Behind the efforts of Rev. Blackwell, the march had grown into one of the largest in the city, and it appears it will be around for a while even without him because the need for peace on the streets is still critical and, most of all, he made it clear that it wasn’t about him, but about the young people and the Black community as a whole.
The groups and individuals throughout Pittsburgh like Rev. Blackwell and Valerie Dixon and many, many others are the reason Pittsburgh hasn’t joined the ranks of Chicago, Detroit, St. Louis, New York City, Cleveland, Los Angeles, East St. Louis and many others in becoming war zones.
Speaking of war zones, I was watching a movie recently, entitled “Southside With You,” starring Tika Sumpter as Michelle Robinson and Parker Sawyers as Barack Obama. The movie dealt with their first date…well, Michelle said it wasn’t a date, but Barack said it was. It was a beautiful movie.

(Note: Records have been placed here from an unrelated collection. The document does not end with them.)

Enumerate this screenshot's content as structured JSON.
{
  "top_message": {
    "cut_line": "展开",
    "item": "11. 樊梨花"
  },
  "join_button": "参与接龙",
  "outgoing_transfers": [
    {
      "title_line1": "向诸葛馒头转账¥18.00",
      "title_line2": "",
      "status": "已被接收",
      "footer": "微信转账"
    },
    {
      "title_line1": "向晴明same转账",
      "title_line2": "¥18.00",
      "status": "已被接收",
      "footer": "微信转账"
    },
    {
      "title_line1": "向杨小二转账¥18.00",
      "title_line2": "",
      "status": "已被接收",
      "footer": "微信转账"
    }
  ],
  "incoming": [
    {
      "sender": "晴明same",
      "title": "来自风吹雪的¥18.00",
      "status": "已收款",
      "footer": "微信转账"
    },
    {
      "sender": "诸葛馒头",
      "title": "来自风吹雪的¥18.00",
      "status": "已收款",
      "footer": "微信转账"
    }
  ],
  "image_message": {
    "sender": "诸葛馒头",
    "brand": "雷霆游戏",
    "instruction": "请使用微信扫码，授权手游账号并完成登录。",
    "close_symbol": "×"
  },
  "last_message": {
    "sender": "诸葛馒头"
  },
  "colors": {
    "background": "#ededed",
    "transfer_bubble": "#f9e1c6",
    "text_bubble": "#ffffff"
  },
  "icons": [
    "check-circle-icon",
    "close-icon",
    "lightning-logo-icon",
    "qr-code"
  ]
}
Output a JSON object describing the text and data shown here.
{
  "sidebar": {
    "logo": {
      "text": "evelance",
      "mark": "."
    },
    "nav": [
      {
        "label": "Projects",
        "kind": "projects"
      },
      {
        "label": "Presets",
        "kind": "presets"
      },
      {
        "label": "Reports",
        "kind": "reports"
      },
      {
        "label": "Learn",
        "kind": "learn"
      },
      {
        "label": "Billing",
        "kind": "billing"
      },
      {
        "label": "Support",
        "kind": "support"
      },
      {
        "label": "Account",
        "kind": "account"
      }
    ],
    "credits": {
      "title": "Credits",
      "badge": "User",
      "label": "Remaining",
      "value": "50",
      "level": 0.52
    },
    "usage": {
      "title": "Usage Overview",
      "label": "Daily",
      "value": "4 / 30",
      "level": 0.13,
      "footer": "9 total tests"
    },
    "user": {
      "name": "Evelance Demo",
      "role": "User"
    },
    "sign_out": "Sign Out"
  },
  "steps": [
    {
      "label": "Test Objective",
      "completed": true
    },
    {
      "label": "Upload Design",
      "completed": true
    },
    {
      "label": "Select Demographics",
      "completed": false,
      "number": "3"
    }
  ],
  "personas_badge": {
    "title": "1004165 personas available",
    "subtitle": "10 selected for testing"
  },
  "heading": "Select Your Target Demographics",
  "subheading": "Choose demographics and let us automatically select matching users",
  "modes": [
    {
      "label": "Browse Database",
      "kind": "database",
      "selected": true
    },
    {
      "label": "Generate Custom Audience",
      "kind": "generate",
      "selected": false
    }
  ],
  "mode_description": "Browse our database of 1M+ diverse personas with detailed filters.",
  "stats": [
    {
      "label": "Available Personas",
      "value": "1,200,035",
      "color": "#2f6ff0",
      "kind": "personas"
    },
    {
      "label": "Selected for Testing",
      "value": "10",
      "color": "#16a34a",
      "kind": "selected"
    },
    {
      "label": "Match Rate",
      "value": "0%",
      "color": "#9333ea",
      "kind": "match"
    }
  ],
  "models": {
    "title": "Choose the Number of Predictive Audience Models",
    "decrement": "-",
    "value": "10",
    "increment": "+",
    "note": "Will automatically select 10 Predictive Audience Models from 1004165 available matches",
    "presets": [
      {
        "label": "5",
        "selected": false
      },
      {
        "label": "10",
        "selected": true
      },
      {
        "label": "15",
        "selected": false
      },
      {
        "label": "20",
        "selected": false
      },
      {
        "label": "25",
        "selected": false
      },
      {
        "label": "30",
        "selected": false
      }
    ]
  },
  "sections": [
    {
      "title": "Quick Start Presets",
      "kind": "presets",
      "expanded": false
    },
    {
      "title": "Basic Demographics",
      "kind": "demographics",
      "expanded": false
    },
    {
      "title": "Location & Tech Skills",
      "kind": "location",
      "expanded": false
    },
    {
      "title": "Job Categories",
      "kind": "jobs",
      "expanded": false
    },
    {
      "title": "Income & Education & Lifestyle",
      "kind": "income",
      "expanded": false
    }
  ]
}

But in one segment of the movie, he takes her to this community meeting on the South Side of Chicago in which Black people are fighting to get a recreational center so their kids would have a safe supervised place to attend while they are not in school. The movie was based in 1989 when Barack was a young law associate and Michelle a young attorney at the same firm. At this meeting the residents voiced their fears for their kids, which hasn’t changed today, and like then, none of the top community leaders were making these issues of violence and drugs a priority. However, it was a major concern for the community people and young Obama, but somehow it didn’t become a major part of his eight years in office as president.
Check the movie out, it’s a beautiful love story. But it only deals with one day.
Since I am dealing with violence in the Black community, I still haven’t heard anything from President Trump about his programs that are going to “Make Black America Beautiful and Strong Again.”
He said that what he’s going to do for Black people is going to be beautiful. So far, going into his first 100 days, I haven’t heard or seen anything he has done for Blacks, except the tax cuts for the rich, which will help the very, very small percentage of Blacks who are rich, but nothing for the low and middle income.
He’s still talking about a health care plan that is going to be “beautiful, great, wonderful,” but no details.
Dr. Anthony Hamlet, Pittsburgh Public Schools superintendent, continues to impress me with his out of the box efforts to fix the many problems in the public school system. The latest headline in the Courier was “Community voices concerns about PPS Code of Student Conduct,” last week (April 19).
He’s openly seeking feedback from parents, concerned citizens and students of how to best discipline students. There has to be some kind of discipline or the other 95 percent of the students will not be able to learn because of the 2 to 5 percent, which are disruptive. But 10 day out-of-school suspensions is a bit much; how is this helping the students being punished? It only set them further behind which leads to more frustration.
(Ulish Carter is the former managing editor of the New Pittsburgh Courier.)